Objectif et méthode de travail
En juin 2025, la Commission Centrale d’Éthique (CCE) a mis sur pied une sous-commission largement interprofessionnelle et interdisciplinaire. En plus de médecins des différentes disciplines concernées, elle se compose de personnes dont l’expertise provient de leur vécu, ainsi que d’expert.e.s du droit, de la psychologie et de l’éthique.
La question centrale consistera à déterminer quelles sont les conditions légitimant, du point de vue éthique, une intervention médicale sur un.e enfant présentant une VSD. La protection de l’intégrité corporelle et de l’autonomie de la personne se trouve alors au centre des préoccupations. En conséquence, la sous-commission étudie en profondeur la question de l’âge à partir duquel un.e enfant peut être considéré.e comme capable de discernement à propos d’interventions médicales de ce type. Elle se préoccupe de la manière de garantir le bien de l’enfant et d’accueillir les besoins des parents. En parallèle, la sous-commission traite de questions connexes comme la manière adéquate de communiquer un diagnostic de VDS, le soutien psychologique dont les enfants et les proches ont besoin, ainsi que les ressources nécessaires à un accompagnement optimal.
La sous-commission a débuté son travail en août 2025. Vous trouverez les informations concernant l’élaboration des directives dans le document:
«Procédure d’élaboration des directives médico-éthiques de l’ASSM»
Membres de la sous-commission
Dipl. théol. Hubert Kössler, Bern, Présidence, éthique
Deborah Abate, Lausanne, représentation des intérêts
Prof. Dr iur. Regina Aebi-Müller, Luzern, droit
Kathrin Ambord, Zürich, représentation des intérêts
Dr méd. Jacques Birraux, Genève, chirurgie pédiatrique
Dr phil. Christian Budnik, ASSM, ex officio, éthique
Dr méd. Kanetee Busiah, Lausanne, endocrinologie pédiatrique
Prof. Dr iur. Michelle Cottier, Genève, droit
Dr méd.
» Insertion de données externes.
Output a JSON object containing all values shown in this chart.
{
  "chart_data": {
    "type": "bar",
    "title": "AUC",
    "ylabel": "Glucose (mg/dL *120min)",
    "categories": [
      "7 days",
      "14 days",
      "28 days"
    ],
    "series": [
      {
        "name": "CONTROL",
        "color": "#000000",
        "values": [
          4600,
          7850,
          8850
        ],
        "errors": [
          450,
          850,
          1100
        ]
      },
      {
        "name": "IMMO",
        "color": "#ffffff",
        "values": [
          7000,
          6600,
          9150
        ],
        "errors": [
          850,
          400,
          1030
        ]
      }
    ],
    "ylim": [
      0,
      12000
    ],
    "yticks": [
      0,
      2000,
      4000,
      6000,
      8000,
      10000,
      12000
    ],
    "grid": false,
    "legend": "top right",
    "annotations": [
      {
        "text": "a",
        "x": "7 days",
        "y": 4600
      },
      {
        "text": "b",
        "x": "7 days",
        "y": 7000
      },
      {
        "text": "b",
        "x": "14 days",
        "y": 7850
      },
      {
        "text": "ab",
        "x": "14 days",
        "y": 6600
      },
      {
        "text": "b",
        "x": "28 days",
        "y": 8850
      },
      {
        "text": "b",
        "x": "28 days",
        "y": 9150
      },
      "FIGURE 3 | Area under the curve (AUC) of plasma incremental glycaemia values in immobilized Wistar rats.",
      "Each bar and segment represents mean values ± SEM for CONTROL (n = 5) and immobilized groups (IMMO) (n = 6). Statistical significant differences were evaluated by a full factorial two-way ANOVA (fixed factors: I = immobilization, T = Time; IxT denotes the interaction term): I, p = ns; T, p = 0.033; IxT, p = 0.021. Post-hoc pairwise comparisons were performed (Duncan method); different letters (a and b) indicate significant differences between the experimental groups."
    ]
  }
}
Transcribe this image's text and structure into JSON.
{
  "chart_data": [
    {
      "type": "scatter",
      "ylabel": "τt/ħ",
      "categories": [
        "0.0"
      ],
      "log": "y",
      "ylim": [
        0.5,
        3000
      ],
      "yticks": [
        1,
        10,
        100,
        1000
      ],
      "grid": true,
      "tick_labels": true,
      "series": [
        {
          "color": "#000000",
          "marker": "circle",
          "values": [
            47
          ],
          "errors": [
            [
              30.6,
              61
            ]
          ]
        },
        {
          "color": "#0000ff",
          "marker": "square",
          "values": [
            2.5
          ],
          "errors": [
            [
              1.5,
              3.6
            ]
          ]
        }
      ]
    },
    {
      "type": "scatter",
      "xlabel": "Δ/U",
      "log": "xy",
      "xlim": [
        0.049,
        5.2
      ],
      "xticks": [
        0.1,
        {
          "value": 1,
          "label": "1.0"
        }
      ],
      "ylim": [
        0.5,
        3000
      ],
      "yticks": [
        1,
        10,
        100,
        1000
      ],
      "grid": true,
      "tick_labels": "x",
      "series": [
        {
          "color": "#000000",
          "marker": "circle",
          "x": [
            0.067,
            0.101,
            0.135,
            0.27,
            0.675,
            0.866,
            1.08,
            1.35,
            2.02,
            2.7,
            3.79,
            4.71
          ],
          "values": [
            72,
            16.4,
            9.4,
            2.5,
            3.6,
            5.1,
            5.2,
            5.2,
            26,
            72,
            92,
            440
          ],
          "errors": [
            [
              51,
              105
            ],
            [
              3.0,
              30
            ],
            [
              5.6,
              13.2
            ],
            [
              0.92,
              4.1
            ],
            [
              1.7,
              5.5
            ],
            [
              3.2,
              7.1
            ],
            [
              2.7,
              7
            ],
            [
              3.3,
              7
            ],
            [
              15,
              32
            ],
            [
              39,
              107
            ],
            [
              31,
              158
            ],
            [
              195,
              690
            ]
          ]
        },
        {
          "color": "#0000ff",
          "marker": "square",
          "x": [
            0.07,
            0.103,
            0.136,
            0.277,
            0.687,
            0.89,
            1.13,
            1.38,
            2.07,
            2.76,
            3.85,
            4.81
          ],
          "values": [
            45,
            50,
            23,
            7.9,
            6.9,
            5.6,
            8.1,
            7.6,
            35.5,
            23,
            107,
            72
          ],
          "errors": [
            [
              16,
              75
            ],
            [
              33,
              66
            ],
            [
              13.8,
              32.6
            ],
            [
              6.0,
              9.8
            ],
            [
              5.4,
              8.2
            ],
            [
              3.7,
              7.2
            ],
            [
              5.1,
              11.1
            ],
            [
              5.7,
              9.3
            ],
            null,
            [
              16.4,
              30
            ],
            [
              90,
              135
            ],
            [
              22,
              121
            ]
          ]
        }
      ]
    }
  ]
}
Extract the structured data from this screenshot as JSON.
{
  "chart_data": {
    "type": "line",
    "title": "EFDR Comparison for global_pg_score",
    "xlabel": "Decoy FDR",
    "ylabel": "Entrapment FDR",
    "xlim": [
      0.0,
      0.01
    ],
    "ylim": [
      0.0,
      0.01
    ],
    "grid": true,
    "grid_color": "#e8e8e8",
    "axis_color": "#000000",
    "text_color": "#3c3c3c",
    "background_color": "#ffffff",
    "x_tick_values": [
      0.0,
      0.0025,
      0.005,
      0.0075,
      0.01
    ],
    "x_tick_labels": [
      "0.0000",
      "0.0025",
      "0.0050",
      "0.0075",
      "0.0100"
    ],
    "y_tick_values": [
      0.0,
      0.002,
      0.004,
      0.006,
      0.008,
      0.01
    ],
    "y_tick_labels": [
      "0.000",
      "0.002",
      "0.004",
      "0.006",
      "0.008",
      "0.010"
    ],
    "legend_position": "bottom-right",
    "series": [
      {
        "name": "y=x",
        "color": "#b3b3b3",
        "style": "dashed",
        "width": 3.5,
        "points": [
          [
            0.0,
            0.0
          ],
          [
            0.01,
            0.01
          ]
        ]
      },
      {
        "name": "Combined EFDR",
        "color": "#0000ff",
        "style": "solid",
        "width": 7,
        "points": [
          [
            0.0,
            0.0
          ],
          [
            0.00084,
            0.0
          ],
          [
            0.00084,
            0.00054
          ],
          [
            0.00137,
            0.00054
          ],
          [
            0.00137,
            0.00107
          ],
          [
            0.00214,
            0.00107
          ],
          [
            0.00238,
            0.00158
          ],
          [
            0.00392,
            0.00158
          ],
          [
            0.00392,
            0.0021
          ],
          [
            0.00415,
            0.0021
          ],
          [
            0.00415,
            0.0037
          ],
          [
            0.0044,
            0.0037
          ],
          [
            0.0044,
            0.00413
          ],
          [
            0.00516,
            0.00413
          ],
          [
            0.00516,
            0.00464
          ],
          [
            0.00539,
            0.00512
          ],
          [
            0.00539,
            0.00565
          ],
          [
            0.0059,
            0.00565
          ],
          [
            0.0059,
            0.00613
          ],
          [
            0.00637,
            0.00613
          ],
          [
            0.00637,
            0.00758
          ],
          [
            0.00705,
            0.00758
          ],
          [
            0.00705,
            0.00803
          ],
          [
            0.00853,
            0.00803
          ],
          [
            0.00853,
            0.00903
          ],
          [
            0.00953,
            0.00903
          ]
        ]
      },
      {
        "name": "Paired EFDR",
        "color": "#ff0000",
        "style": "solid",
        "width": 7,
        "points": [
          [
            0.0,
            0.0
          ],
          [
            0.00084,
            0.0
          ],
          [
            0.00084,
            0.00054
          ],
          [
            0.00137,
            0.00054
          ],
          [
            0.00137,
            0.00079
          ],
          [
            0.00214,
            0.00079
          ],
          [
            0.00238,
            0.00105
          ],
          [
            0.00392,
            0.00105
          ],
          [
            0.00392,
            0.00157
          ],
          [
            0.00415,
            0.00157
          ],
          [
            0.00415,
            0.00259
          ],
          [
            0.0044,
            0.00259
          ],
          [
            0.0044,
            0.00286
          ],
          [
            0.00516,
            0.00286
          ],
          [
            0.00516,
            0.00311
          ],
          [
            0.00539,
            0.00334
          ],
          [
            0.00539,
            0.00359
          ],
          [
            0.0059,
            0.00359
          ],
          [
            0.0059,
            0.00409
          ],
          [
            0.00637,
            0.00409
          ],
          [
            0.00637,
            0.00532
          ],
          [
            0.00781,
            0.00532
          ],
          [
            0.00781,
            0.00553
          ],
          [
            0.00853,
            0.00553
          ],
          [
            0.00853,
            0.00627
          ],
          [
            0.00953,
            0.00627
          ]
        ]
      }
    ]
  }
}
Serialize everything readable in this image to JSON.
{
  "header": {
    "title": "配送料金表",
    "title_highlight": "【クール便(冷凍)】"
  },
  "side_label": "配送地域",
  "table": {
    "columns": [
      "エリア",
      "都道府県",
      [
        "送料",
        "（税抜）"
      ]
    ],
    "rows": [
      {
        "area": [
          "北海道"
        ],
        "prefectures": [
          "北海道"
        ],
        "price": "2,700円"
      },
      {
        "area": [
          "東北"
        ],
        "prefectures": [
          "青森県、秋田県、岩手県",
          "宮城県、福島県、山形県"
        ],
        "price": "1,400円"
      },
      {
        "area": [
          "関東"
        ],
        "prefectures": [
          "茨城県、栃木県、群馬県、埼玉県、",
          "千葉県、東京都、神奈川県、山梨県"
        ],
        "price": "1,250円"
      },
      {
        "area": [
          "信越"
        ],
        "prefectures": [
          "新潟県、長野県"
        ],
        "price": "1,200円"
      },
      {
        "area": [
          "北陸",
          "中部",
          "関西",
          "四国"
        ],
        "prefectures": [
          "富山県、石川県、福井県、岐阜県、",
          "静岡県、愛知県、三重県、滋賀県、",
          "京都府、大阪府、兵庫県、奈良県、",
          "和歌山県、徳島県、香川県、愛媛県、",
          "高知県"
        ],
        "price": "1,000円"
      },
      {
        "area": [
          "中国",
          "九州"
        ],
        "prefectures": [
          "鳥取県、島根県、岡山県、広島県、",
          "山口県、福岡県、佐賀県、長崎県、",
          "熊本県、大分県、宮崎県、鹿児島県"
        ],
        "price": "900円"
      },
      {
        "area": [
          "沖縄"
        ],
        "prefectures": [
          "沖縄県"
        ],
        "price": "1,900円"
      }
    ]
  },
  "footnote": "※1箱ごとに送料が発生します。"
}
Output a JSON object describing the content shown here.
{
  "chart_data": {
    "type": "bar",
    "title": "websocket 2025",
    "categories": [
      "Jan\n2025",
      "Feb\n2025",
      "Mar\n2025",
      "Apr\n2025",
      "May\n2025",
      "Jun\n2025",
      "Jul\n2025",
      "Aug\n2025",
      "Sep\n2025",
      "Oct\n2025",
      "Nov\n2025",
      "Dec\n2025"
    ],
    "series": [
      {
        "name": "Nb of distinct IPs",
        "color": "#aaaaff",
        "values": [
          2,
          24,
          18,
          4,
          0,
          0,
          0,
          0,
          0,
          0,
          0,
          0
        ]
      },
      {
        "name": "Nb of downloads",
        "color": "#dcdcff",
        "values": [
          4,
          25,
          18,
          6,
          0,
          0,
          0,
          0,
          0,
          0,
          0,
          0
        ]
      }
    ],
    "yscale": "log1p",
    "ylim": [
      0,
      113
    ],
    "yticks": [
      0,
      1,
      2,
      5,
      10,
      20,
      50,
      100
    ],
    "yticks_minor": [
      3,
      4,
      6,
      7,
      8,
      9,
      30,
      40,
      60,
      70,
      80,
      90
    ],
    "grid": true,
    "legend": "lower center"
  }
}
Irène Dingeldein, Düdingen, gynécologie de l’enfant et de l’adolescente
Dr méd. Mirjam Dirlewanger, Genève, endocrinologie pédiatrique
Prof. Dr méd. Isabel Filges, Basel, génétique médicale
Prof. Dr méd. Christa Flück, Bern, endocrinologie pédiatrique
Dr méd. Uchenna Kennedy, Zürich, urologie
Prof. Dr méd. Annette Kuhn, Bern, urogynécologie
Maike Nelissen, Fislisbach, représentation des intérêts
lic. phil. Marie-Lou Nussbaum, Bern, psychologie
Dr sc. méd. Regula Ott, Zürich, éthique
Rebecca Pfaffen, MAS, Zürich, éthique/soins
Dr phil. Norma Ruppen-Greef, Zürich, psychologie
Urs Vanessa Sager, Bern, représentation des intérêts
Dr méd. Jürg Streuli, St. Gallen, pédiatrie/éthique
Dr iur. Charlotte Wetterauer, Basel, éthique
Sous l’appellation «représentation des intérêts» sont regroupées les personnes dont l’expertise provient de leur vécu.